Le propre d'un mythe est d'absorber l'obstacle pour s'en nourrir, et c'est ici que la construction révèle son génie. Lorsque l'affaire Gesem éclate en 2017, avec ses centaines d'épargnants floués par des promesses de rendements de 25 pour cent, n'importe quelle carrière publique aurait été foudroyée. Pas celle du Général, car le récit de la persécution était écrit d'avance. Depuis des années, il se comparait aux serviteurs de Dieu attaqués par les ténèbres, si bien que le jour où les plaintes sont arrivées, elles ne sont pas venues percuter le mythe. Elles sont venues le confirmer. Voilà le tour de force. L'accusation, qui devrait détruire, devient une pièce du dossier de sainteté. L'avis de recherche de mars 2018 n'est plus un document de police, c'est un certificat de martyre. Et la logique s'auto-alimente, car plus la charge est lourde, plus l'élu est important, donc plus l'attaque démoniaque devait être massive. Vingt ans de prison ne pèsent rien face à deux mille ans de récits de persécution qui fournissent la grille de lecture.

La décision du tribunal de Yopougon, qui l'a déclaré non coupable en juillet 2018, est venue offrir au récit sa conclusion parfaite. Peu importe, dans l'économie du mythe, que cette décision ivoirienne soit sans effet sur la procédure camerounaise, laquelle a abouti à une condamnation à vingt ans de prison ferme dont l'appel s'ouvre ce vendredi à Yaoundé. La communication du retour retient l'acquittement et efface la condamnation, comme le mythe retient le miracle et efface la mise en scène. L'homme qui embrassait le sol à la sortie de Nsimalen ne se présentait pas en prévenu qui doit s'expliquer, il se présentait en ressuscité. Et l'effervescence de sa première apparition en église a fourni au récit ce que le tarmac lui avait refusé, des témoins. La résurrection s'est jouée en deux temps, le geste solitaire d'abord, la liesse ensuite, et seul le second a vocation à rester dans les mémoires.

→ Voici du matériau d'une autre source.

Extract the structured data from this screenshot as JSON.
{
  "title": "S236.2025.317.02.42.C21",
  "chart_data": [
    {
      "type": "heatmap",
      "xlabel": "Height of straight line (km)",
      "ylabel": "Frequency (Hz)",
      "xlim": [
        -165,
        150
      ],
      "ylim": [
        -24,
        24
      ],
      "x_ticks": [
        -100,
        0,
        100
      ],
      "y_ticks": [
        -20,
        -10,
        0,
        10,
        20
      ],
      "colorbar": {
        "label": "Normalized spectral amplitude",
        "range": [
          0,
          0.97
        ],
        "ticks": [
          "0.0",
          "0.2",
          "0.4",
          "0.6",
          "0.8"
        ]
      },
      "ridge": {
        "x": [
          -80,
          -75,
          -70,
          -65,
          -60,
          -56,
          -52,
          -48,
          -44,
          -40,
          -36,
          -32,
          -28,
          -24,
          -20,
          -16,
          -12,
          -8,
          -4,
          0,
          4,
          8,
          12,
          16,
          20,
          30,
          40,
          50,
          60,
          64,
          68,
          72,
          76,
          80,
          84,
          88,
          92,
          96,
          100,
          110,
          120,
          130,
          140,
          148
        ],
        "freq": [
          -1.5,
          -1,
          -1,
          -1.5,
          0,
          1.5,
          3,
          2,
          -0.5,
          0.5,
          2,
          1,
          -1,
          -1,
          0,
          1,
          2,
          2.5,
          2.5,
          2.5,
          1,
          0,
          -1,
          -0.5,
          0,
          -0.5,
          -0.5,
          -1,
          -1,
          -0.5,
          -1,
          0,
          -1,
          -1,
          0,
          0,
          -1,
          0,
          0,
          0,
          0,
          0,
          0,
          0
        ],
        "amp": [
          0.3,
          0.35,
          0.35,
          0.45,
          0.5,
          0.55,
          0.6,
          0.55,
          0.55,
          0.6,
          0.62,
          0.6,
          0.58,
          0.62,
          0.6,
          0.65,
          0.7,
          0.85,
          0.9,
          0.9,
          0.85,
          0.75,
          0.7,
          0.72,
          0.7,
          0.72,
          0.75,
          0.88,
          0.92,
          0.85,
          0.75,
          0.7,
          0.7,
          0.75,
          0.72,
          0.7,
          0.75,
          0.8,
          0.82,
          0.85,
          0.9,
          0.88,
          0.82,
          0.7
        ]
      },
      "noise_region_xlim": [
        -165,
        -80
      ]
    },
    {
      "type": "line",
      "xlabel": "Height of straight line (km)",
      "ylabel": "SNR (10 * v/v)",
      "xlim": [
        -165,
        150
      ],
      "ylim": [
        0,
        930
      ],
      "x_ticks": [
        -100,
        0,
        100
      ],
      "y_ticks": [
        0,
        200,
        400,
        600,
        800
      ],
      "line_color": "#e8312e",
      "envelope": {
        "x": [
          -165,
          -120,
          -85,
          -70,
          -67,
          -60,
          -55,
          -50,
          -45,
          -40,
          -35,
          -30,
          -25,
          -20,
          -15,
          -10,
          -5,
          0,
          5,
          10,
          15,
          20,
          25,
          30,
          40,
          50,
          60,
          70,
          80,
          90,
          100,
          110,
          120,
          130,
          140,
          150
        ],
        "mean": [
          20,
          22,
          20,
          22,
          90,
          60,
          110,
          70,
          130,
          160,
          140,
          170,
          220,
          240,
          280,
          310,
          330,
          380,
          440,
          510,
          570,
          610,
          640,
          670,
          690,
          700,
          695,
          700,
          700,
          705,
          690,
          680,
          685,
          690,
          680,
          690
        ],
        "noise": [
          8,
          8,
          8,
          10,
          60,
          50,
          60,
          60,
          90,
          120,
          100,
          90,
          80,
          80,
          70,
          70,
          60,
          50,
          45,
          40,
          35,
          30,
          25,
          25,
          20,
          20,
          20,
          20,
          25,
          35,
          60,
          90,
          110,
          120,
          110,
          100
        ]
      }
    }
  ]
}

Le décor a changé, la scène demeure

La leçon de cette semaine tient dans un contraste. Dehors, dans l'espace public où personne ne contrôle la mise en scène, une dizaine de fidèles et des curieux. Dedans, dans une salle acquise, sous des caméras amies, la ferveur des grands jours et des vidéos redevenues virales. Le mythe du Général n'opère pas partout, il opère là où l'homme tient la régie. C'est à la fois sa force et sa limite. Sa force, car l'écosystème qu'il a bâti, églises, écrans et récits, s'est rallumé en quelques heures comme si les dix années d'absence n'avaient pas existé. Sa limite, car un procès en appel ne se déroule ni dans une église ni sur les réseaux sociaux. Dans un prétoire, la régie appartient au juge, les hurlements de la salle n'y délivrent personne et les images comptent moins que les pièces. Vendredi, pour la première fois depuis dix ans, le Général devra jouer sur une scène qui n'est pas la sienne. Nous y reviendrons dans le prochain volet de cette série, consacré à l'anatomie de l'affaire Gesem.

Cette analyse repose sur des sources publiques et des faits documentés au moment de sa rédaction. Les éléments non confirmés y sont présentés au conditionnel et chaque lecteur est invité à exercer son propre discernement.